A state-of-the-art presentation is required from each group on a R package not covered in class, with a particular concentration on data science.

  • You will give a 10-15 minute class presentation to your fellow class members
  • Points will be deducted for exceeding 15 minutes
  • Focus on the applications of the package and the opportunities it provides
  • E-mail the instructor your code and slides 2 hours before your presentation
Some suggested packages follow (already with team bids), and you can propose others by contacting the instructor. You should submit your bid for a package via e-mail. When submitting a bid, also specify your team's name/number. Those who bid early present early.
  • neuralnet
  • sparklyr (Teams 8 & 17)
  • janitor (Teams 10 & 15)
  • mice (Team 16)
  • arules (Team 9)
  • shiny (Teams 1 & 14)
  • SentimentAnalysis (Teams 3 & 19)
  • randomForest (Teams 6 & 12)
  • caret (Teams 7 & 18)
  • tensorflow (Team 13)
  • CORElearn
  • esquisse (Team 2)
  • mlr (Team 20)
  • quanteda (Teams 4 & 11)
  • Rcrawler
A database project is also required from each group.

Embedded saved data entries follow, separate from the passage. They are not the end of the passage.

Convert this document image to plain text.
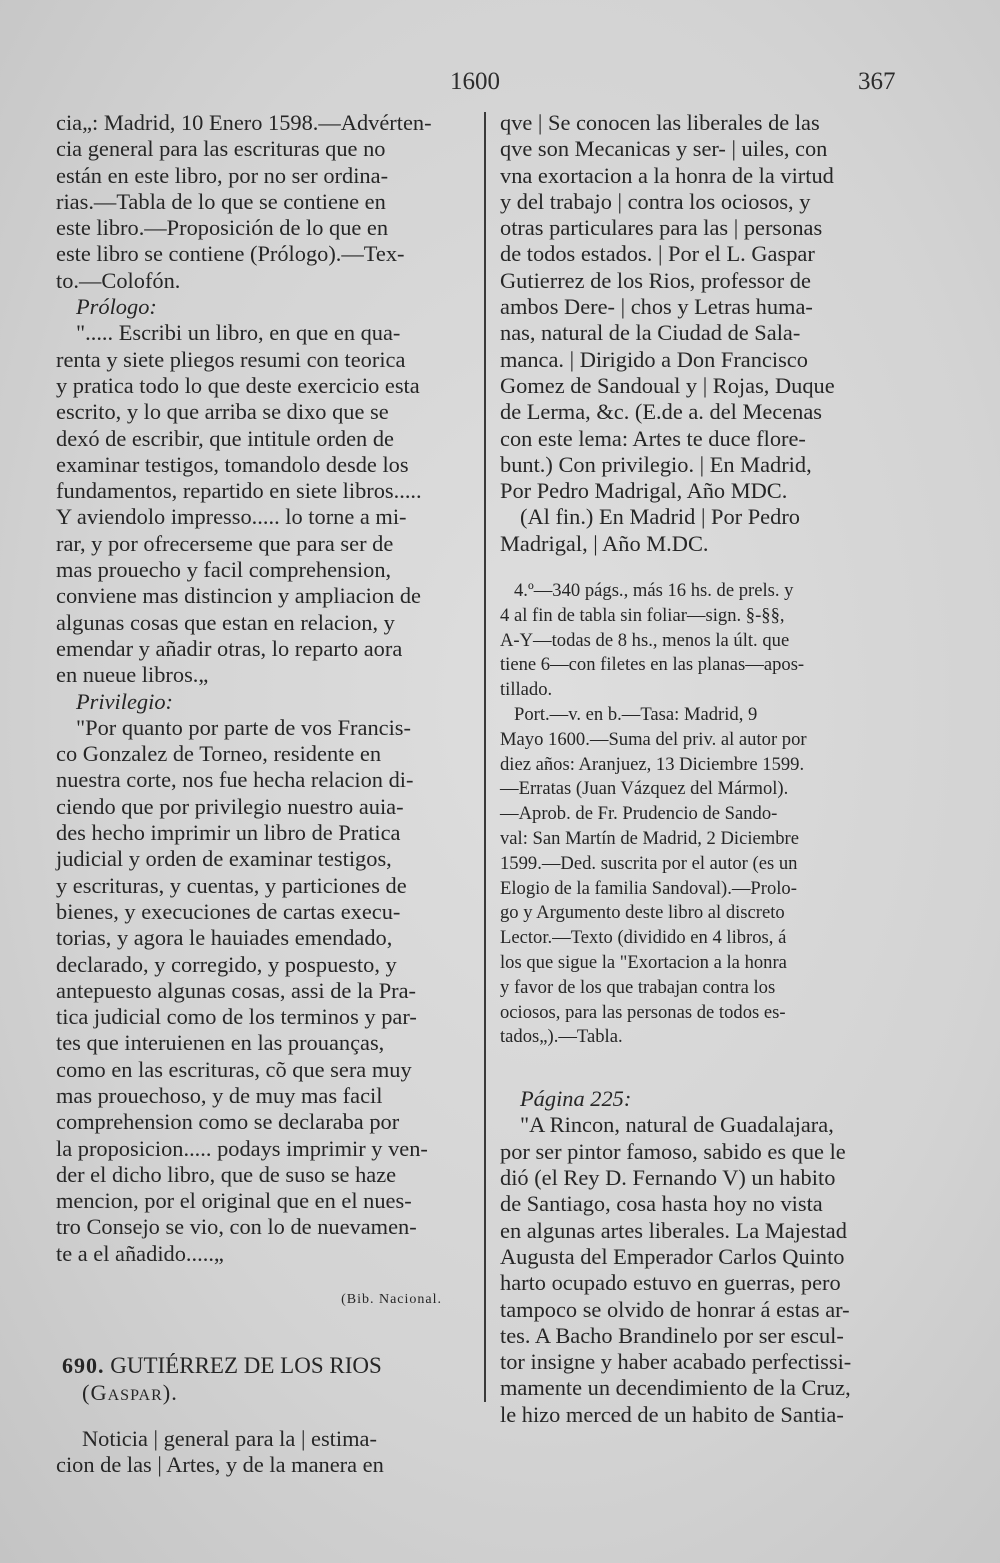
1600	367
cia„: Madrid, 10 Enero 1598.—Advérten-
cia general para las escrituras que no
están en este libro, por no ser ordina-
rias.—Tabla de lo que se contiene en
este libro.—Proposición de lo que en
este libro se contiene (Prólogo).—Tex-
to.—Colofón.

Prólogo:

"..... Escribi un libro, en que en qua-
renta y siete pliegos resumi con teorica
y pratica todo lo que deste exercicio esta
escrito, y lo que arriba se dixo que se
dexó de escribir, que intitule orden de
examinar testigos, tomandolo desde los
fundamentos, repartido en siete libros.....
Y aviendolo impresso..... lo torne a mi-
rar, y por ofrecerseme que para ser de
mas prouecho y facil comprehension,
conviene mas distincion y ampliacion de
algunas cosas que estan en relacion, y
emendar y añadir otras, lo reparto aora
en nueue libros.„

Privilegio:

"Por quanto por parte de vos Francis-
co Gonzalez de Torneo, residente en
nuestra corte, nos fue hecha relacion di-
ciendo que por privilegio nuestro auia-
des hecho imprimir un libro de Pratica
judicial y orden de examinar testigos,
y escrituras, y cuentas, y particiones de
bienes, y execuciones de cartas execu-
torias, y agora le hauiades emendado,
declarado, y corregido, y pospuesto, y
antepuesto algunas cosas, assi de la Pra-
tica judicial como de los terminos y par-
tes que interuienen en las prouanças,
como en las escrituras, cõ que sera muy
mas prouechoso, y de muy mas facil
comprehension como se declaraba por
la proposicion..... podays imprimir y ven-
der el dicho libro, que de suso se haze
mencion, por el original que en el nues-
tro Consejo se vio, con lo de nuevamen-
te a el añadido.....„

(Bib. Nacional.

690. GUTIÉRREZ DE LOS RIOS

(Gaspar).

Noticia | general para la | estima-
cion de las | Artes, y de la manera en
qve | Se conocen las liberales de las
qve son Mecanicas y ser- | uiles, con
vna exortacion a la honra de la virtud
y del trabajo | contra los ociosos, y
otras particulares para las | personas
de todos estados. | Por el L. Gaspar
Gutierrez de los Rios, professor de
ambos Dere- | chos y Letras huma-
nas, natural de la Ciudad de Sala-
manca. | Dirigido a Don Francisco
Gomez de Sandoual y | Rojas, Duque
de Lerma, &c. (E.de a. del Mecenas
con este lema: Artes te duce flore-
bunt.) Con privilegio. | En Madrid,
Por Pedro Madrigal, Año MDC.
(Al fin.) En Madrid | Por Pedro
Madrigal, | Año M.DC.
4.º—340 págs., más 16 hs. de prels. y
4 al fin de tabla sin foliar—sign. §-§§,
A-Y—todas de 8 hs., menos la últ. que
tiene 6—con filetes en las planas—apos-
tillado.
Port.—v. en b.—Tasa: Madrid, 9
Mayo 1600.—Suma del priv. al autor por
diez años: Aranjuez, 13 Diciembre 1599.
—Erratas (Juan Vázquez del Mármol).
—Aprob. de Fr. Prudencio de Sando-
val: San Martín de Madrid, 2 Diciembre
1599.—Ded. suscrita por el autor (es un
Elogio de la familia Sandoval).—Prolo-
go y Argumento deste libro al discreto
Lector.—Texto (dividido en 4 libros, á
los que sigue la "Exortacion a la honra
y favor de los que trabajan contra los
ociosos, para las personas de todos es-
tados„).—Tabla.

Página 225:

"A Rincon, natural de Guadalajara,
por ser pintor famoso, sabido es que le
dió (el Rey D. Fernando V) un habito
de Santiago, cosa hasta hoy no vista
en algunas artes liberales. La Majestad
Augusta del Emperador Carlos Quinto
harto ocupado estuvo en guerras, pero
tampoco se olvido de honrar á estas ar-
tes. A Bacho Brandinelo por ser escul-
tor insigne y haber acabado perfectissi-
mamente un decendimiento de la Cruz,
le hizo merced de un habito de Santia-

You will design a data model to support a grocery list. Review existing grocery list apps and exercise your creativity to determine the data model's entities. Convert the data model to a relational database, populate the tables with data, and write 10 queries to access the database. The queries should demonstrate your breadth of understanding of SQL (i.e., 10 simple queries will not score as well as say 4 simple queries and 6 nontrivial queries). Data modeling is difficult and to facilitate learning a preliminary model must be submitted on the date specified in the schedule via e-mail.


When submitting the database project, you should provide the following:

  1. Your team name and the names of its members
  2. A one paragraph description of the database
  3. The data model in png format (File > Export > Export as PNG…)
  4. 10 queries
    • A natural language description of the query
    • The SQL and the results (Query -> Execute (All or Selection) to Text)
    • Copy and paste the results into Word so that everything is in one document
  5. The 10 queries should cover the following SQL features:
    • multiple table join
    • subquery
    • correlated subquery
    • GROUP BY and GROUP BY with HAVING
    • ORDER BY
    • divide
    • IN or NOT IN
    • A built-in function (e.g., AVG) or a calculated field
    • REGEXP
    • EXISTS or NOT EXISTS, other than in divide
You may combine some of the preceding list of features into a single query. Indicate in your report which features are covered in a query. A sample matrix is shown below:
query 1 query 2 ...
multiple table join X
subquery X X
... X

  • Submit a PDF report to the assignment dropbox on Sakai as the attachment.